Background

Colorectal cancer (CRC) is the fourth cause of cancer-associated death worldwide, being the metastatic disease the principal cause of mortality. After surgical resection of primary CRC tumors, up to 40% of patients develop metastasis. Peritoneal metastasis is the most common metastatic manifestation of CRC, after liver metastasis, and in up to 25% of patients, the peritoneum is the unique site of metastasis. Patients with peritoneal tumor metastasis have a poor prognosis and suffer from excruciating symptoms, and severe incurable pain syndromes in their terminal stages of disease. Current therapeutical strategies for patients with peritoneal tumor metastasis, based on cytoreductive surgery and hyperthermic intraperitoneal chemotherapy, are suitable for a minority of patients, and have severe adverse effects and low efficacy. Therefore, alternative treatments to prevent CRC peritoneal metastatic growth remain an unmet medical need.
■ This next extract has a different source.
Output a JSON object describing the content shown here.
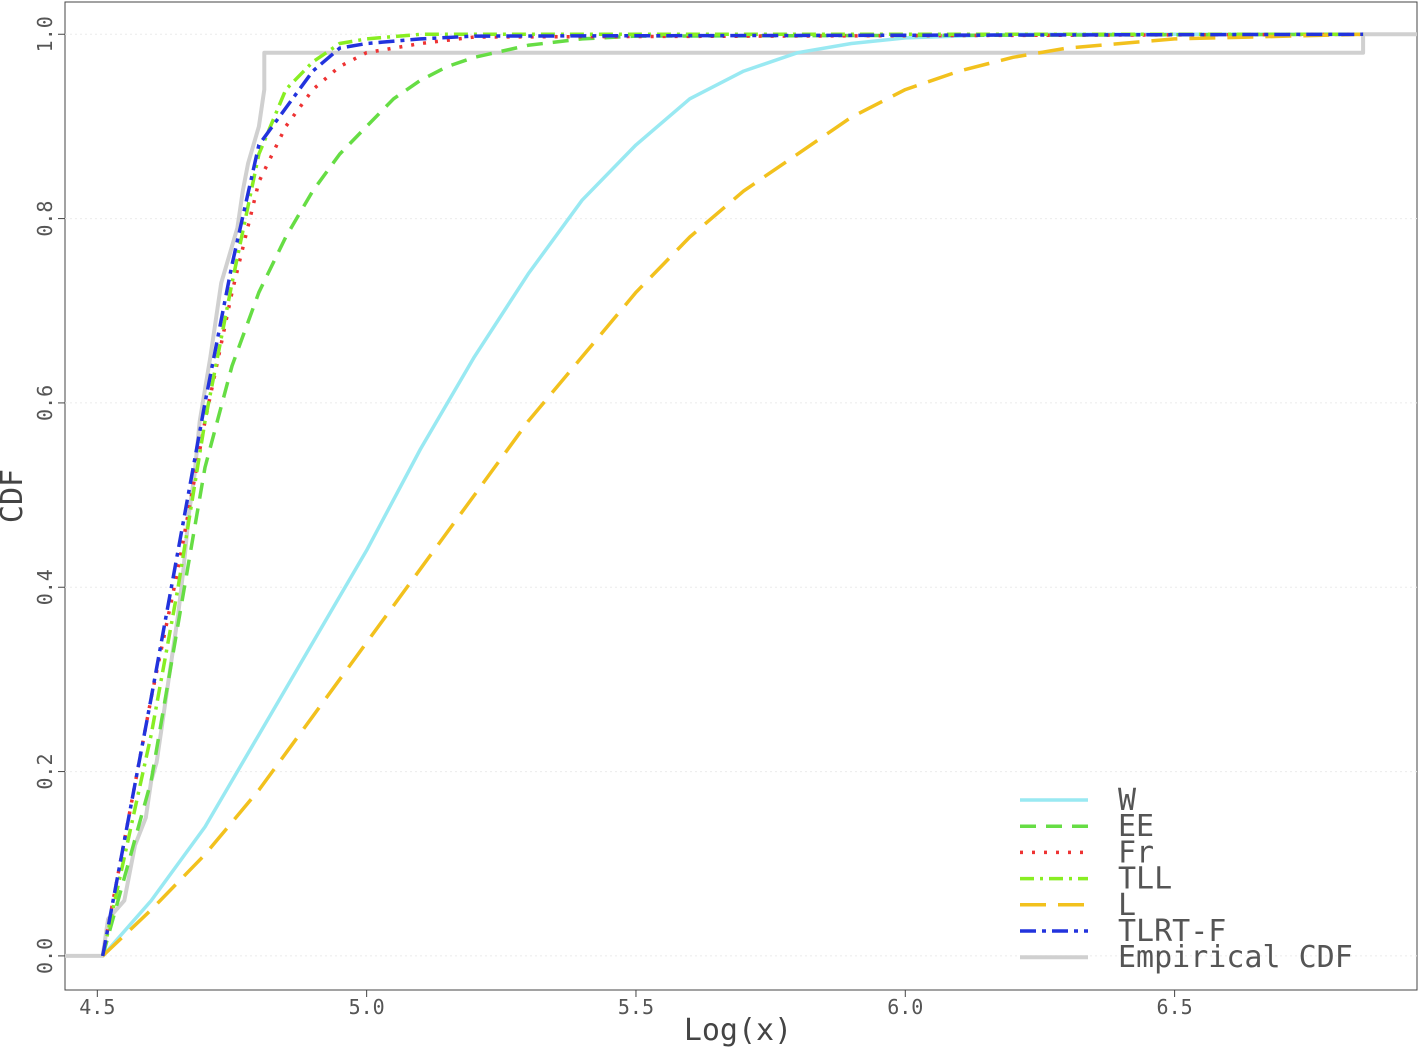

Since peritoneal macrophages fulfill a tumor growth promoting function, immunotherapeutical treatments against CRC peritoneal metastasis should pursue to revert peritoneal macrophage protumorigenic functions, and to this end, an in-depth knowledge of the function of peritoneal macrophages during CRC peritoneal metastatic tumor growth is needed.

Approach

In this context, current research in Carlos Ardavin’s lab aims to explore the origin, kinetics and induction of protumor functions of peritoneal macrophages during peritoneal CRC tumor metastasis. To this end, we have developed a mouse model of CRC peritoneal metastasis, based on the intraperitoneal injection of mouse tumor organoids, derived from primary tumors arising in genetically engineered mice, bearing mutations in Apc, Kras, Tgfbr2 and Trp53, and developing human-like metastatic CRC tumor growth, that were generated in Dr. Eduard Batlle’s lab (IRB, Barcelona). Our experimental program relies on vivo imaging (IVIS), whole mount immunofluorescence, confocal microscopy, flow cytometry, proteome profiler mouse cytokine arrays, cell biology and biochemistry techniques and RNAseq-based transcriptomic profiling.

Recent findings

Our data support that the low inflammatory status of the peritoneal cavity associated to CRC peritoneal tumor growth, restrained monocyte recruitment and formation of monocyte-derived non-resident macrophages, while enabling a marked cell proliferation-driven expansion of resident peritoneal macrophages. Tumor-induced Tim4⁺ TREM1+ resident peritoneal macrophages displayed a migratory and protumor transcriptomic signature, involving the activation of genes encoding important pro-tumorigenic molecules and potential targets for immunotherapy, such as A2A/A2B, ARG1, IRG1, PD-L1/2, SPP1 or TREM1. Correspondingly, during peritoneal CRC tumor growth, Tim4⁺ TREM1⁺ resident peritoneal macrophages migrated to the omentum, the main peritoneal target organ for peritoneal metastasis, and promoted CRC peritoneal tumor progression.